129788422111718750_201Page 1th partnership PE can't play? 2nd page: industry's big brothers jokingly to "fields" in the 3rd page: review of PE in China in recent days, one private student pass by the training institution of a private equity investment. (Profile picture) Shenzhen commercial newspaper reporter Zhang Xiaoyu photography media reported yesterday, the State administration of taxation, theGroup companies and partners, of measures for the implementation of the income tax (hereinafter referred to as the way of) will be published, when PE (private equity) floating profit will be taxed 40%. Reports in the industry caused by vibration
tera gold, head of PE institutions "because of unbearable tax burden", even considering the partnership to Corporation. Yesterday, the Executive Vice President and Secretary General of Shenzhen venture capital Association Wang shouren said in an interview in, Partnership PE float full of the tax law, General PE simply do not need to worry about, nor from a partnership to a corporation. Book profit tax 40% PE according to media reports, the State administration of taxation, of measures for the implementation of the partnership and the partner income tax-related Bill (hereinafter referred to as "the way") and local matching rules for the operating instructions, was convenedPE and PE fund managers sought the views of accounting discussion stage, May introduce the fastest.

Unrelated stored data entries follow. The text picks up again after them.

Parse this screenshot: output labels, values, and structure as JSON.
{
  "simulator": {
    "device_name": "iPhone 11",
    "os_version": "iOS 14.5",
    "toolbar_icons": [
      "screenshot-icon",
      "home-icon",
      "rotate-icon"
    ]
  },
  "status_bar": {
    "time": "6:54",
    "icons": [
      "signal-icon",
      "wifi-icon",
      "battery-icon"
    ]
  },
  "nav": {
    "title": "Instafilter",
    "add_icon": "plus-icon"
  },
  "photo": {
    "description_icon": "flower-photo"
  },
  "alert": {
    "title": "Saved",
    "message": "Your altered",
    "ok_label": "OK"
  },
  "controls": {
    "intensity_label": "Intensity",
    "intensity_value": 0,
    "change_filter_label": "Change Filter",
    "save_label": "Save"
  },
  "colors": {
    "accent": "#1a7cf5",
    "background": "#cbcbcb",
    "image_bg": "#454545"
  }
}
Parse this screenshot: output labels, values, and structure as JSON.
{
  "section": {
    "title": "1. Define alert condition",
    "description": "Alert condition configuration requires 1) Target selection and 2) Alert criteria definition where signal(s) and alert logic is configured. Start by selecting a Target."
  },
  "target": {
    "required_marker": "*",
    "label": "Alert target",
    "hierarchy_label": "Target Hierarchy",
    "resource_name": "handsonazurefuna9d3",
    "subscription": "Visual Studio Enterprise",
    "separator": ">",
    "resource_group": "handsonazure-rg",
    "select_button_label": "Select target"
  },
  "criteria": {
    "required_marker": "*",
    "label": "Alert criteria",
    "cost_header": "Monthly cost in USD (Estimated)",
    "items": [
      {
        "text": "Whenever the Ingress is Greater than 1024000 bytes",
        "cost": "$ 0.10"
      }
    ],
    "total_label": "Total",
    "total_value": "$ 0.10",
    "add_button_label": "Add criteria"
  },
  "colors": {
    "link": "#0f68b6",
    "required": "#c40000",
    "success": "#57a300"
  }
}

As the way of approaching
tera gold, once in a fuzzy area partnership PE Fund book surplus tax equity investment, tend to become clear. People familiar with the matter said
tera power leveling, in the draft, partnership PE book floating profit tax to fund investment company IPO for taxingBetween points, PE Fund pricing and investment projects IPO price difference as "value added section" of income tax at the 40% rate.